The paper, titled "Rethinking Memory as Continuously Evolving Connectivity" and posted to arXiv as 2605.28773, takes aim at a known weakness in current agent stacks: the brittle, fixed retrieval pipeline. Whether an agent leans on vector search, a sliding-window context, or a hand-tuned summary store, the memory substrate tends to be static. Connections between memories are fixed at write time, and the system has no graceful way to repair, prune, or reorganize them as the agent encounters new tasks.
FluxMem's answer is a heterogeneous graph memory organized around a three-stage pipeline: initial connection formation, feedback-driven refinement, and long-term consolidation. At execution time, the framework repairs missing links, prunes interference between overlapping memories, aligns abstraction granularity across the graph, and distills recurrent successful trajectories into reusable procedural circuits, guided by one metric designed to capture both memory generalizability and evolutionary maturity.

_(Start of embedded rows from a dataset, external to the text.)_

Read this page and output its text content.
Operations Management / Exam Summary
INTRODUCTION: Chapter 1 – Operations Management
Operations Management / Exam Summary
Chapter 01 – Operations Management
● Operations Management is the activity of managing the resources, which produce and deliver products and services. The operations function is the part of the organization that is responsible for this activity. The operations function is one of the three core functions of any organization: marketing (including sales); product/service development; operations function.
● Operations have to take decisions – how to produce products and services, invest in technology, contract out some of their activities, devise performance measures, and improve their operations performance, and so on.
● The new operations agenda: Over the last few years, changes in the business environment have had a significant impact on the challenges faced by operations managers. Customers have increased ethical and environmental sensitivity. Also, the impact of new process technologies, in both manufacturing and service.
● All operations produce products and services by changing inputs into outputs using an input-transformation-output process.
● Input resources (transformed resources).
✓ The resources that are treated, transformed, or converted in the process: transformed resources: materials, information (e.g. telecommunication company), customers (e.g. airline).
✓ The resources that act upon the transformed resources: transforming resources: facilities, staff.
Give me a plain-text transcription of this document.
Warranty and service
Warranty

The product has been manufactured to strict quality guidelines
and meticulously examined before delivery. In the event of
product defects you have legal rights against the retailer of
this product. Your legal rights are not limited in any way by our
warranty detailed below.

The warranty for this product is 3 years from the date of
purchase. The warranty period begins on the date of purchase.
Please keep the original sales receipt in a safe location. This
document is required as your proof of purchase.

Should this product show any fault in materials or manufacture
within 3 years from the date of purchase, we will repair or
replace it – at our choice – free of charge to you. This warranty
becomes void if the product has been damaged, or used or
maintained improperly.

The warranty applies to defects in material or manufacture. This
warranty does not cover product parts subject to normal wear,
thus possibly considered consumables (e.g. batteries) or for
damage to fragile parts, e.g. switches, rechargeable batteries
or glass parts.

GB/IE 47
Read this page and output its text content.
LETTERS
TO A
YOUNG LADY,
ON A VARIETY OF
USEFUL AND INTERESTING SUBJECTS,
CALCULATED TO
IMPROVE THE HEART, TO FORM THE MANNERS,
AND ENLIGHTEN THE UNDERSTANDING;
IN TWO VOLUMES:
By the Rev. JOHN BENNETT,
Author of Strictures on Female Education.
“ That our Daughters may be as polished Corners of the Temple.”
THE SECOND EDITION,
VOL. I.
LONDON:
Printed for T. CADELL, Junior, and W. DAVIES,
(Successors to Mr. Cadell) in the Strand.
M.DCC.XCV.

The authors evaluate the framework on three benchmarks commonly used to stress long-horizon agent reasoning: LoCoMo, Mind2Web, and GAIA. Across all three, the paper claims consistent state-of-the-art performance. Because this is a preprint rather than a peer-reviewed result, those SOTA claims should be read as author-attributed, not settled. The abstract does not provide per-benchmark figures, and the full PDF was not pulled for this explainer; readers who need absolute scores against prior baselines should consult the paper directly.
The team behind the work is large: 15 authors are listed on the arXiv page, consistent with a multi-institution collaboration. Specific affiliation breakdowns were not verified for this draft and should be confirmed before publication.
The authors say the code will be open-sourced, with a GitHub link referenced in the abstract pointing to https://github.com/zjunlp/LightMem. The link was truncated in the source material received; the repo's public availability at draft time was not independently verified, so treat this as a forward-looking commitment. A LightMem repo is mentioned in the source stream; whether FluxMem and LightMem are the same project, related projects, or unrelated was not confirmed with the authors and should not be conflated in copy.
The broader lesson of FluxMem is conceptual as much as empirical. Agent memory is usually framed as a retrieval problem — store more, retrieve better. The paper reframes it as a topology problem: not just what to remember, but how the remembered pieces connect, and how those connections should change. If that framing holds up under scrutiny, the next generation of long-horizon agents may look less like search engines and more like nervous systems.